A COVID-19 testing station on Oktoberfest grounds

Olaf Menzel has been photographing people waiting in their cars in a long line at a mobile coronavirus testing station on the Theresienwiese in Munich — right where the hugely popular Oktoberfest takes place every year.

Never before in recent history has a crisis completely changed life in such a short period of time: Social contacts outside the family with more than two people are forbidden; schools and kindergartens are closed, as are event venues and shops. People stand in long lines in front of supermarkets — keeping their distance, of course — waiting their turn to enter, as only a fixed number of people are allowed to be in the stores at the same time. Discarded rubber gloves dot the streets, paths and bushes.
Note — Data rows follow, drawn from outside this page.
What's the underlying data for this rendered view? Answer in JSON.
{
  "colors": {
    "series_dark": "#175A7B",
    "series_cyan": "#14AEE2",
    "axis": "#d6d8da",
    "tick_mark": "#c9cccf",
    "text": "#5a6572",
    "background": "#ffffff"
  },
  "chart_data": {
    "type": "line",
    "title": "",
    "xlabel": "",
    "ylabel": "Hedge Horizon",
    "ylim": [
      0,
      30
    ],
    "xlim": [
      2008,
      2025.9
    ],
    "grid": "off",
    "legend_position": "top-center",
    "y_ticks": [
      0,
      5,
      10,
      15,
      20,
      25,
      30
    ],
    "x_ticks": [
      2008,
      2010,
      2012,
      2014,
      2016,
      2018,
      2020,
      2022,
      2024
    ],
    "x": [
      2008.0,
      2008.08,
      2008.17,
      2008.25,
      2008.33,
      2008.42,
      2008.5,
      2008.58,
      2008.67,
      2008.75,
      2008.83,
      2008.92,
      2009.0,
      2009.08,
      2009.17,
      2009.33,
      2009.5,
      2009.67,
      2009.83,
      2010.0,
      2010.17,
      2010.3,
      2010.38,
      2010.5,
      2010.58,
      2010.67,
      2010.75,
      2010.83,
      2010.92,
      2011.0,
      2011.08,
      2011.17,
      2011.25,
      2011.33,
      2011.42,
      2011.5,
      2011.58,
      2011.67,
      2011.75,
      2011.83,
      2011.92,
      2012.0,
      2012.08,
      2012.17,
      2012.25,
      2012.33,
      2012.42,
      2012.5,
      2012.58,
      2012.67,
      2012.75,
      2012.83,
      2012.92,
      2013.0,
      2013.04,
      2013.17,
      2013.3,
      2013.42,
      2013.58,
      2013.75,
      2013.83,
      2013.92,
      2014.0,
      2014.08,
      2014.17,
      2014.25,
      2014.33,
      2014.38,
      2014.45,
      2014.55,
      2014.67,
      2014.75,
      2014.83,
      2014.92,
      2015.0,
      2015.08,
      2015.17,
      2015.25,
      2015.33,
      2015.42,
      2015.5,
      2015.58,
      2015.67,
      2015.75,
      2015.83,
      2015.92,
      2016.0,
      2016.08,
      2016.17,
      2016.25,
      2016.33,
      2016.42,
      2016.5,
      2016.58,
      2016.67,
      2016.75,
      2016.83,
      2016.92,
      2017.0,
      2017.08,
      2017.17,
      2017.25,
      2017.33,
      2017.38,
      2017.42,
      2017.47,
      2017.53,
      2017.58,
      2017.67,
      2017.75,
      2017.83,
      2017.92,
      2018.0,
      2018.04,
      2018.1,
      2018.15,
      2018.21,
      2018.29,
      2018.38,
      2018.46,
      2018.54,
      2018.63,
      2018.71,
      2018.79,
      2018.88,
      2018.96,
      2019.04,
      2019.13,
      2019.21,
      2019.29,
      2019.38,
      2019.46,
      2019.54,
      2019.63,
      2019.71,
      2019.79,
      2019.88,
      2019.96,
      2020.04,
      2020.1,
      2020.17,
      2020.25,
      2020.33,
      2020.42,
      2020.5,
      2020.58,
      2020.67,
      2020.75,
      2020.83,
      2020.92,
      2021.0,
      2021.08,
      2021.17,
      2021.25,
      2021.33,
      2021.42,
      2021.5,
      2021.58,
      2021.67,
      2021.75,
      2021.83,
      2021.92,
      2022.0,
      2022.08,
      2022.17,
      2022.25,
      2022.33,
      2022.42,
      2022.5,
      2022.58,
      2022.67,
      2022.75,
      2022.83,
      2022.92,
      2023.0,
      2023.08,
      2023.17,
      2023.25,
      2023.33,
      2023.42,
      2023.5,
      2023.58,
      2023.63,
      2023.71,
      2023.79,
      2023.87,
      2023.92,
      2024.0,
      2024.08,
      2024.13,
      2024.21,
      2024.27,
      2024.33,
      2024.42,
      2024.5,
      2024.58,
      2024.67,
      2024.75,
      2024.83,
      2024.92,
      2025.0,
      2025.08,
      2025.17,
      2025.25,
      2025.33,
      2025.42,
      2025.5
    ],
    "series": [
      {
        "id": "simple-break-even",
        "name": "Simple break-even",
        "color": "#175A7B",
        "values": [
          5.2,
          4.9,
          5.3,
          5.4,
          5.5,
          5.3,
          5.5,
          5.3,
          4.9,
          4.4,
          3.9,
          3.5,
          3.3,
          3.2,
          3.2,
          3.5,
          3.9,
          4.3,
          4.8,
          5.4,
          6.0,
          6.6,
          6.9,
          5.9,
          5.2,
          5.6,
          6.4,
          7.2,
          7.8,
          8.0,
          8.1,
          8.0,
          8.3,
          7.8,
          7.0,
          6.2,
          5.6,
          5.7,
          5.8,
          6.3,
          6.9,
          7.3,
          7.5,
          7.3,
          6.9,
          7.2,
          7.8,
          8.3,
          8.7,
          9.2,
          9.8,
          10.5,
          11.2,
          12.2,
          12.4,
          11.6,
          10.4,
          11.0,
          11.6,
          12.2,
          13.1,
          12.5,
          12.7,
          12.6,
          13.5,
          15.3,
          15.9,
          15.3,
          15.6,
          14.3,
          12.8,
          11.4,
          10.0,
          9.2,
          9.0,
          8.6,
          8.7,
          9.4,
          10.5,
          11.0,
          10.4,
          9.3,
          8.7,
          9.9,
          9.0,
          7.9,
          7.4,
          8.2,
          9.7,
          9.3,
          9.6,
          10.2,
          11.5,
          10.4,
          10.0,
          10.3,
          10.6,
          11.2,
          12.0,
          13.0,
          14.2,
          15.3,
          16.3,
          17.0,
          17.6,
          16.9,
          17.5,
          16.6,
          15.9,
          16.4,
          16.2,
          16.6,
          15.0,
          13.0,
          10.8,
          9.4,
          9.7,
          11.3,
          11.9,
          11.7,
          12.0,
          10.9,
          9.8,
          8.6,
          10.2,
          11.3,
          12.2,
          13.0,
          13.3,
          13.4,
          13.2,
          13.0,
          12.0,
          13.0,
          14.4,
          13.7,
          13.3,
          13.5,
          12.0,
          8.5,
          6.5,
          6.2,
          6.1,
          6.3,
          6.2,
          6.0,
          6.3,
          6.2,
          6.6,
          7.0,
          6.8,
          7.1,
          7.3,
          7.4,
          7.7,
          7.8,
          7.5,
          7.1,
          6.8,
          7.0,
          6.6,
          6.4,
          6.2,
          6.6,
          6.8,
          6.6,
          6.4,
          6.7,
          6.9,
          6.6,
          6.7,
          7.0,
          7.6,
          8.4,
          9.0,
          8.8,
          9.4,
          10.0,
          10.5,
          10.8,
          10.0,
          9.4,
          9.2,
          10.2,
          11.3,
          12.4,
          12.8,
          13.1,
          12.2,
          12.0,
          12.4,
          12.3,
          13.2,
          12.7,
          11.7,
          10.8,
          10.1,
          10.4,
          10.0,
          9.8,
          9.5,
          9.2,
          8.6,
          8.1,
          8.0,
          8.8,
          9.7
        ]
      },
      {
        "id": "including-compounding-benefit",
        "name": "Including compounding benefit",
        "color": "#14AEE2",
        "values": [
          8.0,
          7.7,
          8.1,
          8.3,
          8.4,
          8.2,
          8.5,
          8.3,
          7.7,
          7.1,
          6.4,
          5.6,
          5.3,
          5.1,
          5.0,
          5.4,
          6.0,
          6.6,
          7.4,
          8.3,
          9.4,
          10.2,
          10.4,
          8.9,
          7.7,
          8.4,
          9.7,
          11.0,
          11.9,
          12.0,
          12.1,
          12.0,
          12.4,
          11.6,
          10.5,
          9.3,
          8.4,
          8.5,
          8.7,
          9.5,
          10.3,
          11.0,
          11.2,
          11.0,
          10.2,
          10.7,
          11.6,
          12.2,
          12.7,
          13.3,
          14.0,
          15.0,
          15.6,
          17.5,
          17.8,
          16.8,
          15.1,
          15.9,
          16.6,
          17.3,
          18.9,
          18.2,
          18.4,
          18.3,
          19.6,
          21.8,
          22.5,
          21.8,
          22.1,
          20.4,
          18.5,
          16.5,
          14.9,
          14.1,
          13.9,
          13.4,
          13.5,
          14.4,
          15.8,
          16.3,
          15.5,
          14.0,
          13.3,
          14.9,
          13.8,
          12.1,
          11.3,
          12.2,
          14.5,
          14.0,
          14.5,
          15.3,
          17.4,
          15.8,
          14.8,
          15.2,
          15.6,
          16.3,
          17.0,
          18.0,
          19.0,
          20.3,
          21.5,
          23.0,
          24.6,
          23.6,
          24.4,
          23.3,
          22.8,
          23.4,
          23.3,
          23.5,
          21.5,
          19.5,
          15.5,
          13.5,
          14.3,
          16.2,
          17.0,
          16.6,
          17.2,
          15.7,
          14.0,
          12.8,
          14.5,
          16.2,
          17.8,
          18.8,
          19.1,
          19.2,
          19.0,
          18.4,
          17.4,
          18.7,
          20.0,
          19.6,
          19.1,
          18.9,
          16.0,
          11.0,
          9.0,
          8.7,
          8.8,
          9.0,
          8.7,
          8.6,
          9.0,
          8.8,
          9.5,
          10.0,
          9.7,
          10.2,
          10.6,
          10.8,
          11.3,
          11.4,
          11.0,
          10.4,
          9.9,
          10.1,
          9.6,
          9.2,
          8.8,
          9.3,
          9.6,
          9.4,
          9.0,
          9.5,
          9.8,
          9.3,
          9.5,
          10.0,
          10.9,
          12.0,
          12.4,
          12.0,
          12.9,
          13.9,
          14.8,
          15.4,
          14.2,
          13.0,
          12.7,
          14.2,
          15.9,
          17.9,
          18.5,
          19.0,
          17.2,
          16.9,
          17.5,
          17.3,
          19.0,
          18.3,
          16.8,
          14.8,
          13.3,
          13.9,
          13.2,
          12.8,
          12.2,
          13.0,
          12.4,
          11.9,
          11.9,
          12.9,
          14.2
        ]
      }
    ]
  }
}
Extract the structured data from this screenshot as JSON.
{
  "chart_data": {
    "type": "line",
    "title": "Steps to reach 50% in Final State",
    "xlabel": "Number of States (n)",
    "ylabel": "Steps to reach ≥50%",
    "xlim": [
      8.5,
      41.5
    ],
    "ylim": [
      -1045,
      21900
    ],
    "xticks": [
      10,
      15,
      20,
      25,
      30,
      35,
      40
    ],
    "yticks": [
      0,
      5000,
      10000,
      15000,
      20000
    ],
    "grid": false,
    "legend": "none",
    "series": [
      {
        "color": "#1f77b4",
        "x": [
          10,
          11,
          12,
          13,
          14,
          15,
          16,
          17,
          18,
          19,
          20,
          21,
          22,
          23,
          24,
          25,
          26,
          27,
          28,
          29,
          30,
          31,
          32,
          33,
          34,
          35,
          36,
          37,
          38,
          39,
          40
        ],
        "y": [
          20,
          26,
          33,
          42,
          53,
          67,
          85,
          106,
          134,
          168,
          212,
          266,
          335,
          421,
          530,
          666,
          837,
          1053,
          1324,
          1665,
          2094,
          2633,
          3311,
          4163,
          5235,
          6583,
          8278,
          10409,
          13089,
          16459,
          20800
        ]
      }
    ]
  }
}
Scattered in the city: disposable glovesImage: Wien Museum/Charlotte Repper

What is historically meaningful?

Rita Wagner hasn't yet decided which objects are historically significant. She wants to collect as many as possible to give future generations a glimpse of how this pandemic affected people. The first inventoried object of the pandemic in the Cologne City Museum is a leaflet of the City of Cologne about how to deal with the coronavirus crisis. "We have also been promised two protective face masks worn at the last council meeting in Cologne, by one of the mayors and another council member."

The German Historical Museum in Berlin also sees the pandemic as a new chapter of collection history and plans to tie it in with already existing collections. Some historical objects are reminiscent of past epidemics like the plague, but they are primarily medical testimonies to the fight against diseases or how the sick were segregated, says Fritz Backhaus, head of the museum's collection department.

Documenting everyday life

The Cologne City Museum has a painting of plague-sick soldiers in front of Cologne Cathedral in the 17th century — but there are no everyday objects from that time, Wagner says.

There isn't much from the past century, either. "In the 20th century people were rather embarrassed by illness, only medical-historical collections record contemporary witnesses." For a long time, documenting everyday life was limited to folkloristic objects or farming tools, she says, adding that collecting all kinds of present-day objects only started in the 1970s. The Cologne City Museum hopes to expand its collection to include objects specific to the coronavirus crisis, she says; future generations will be free to make what they want of it.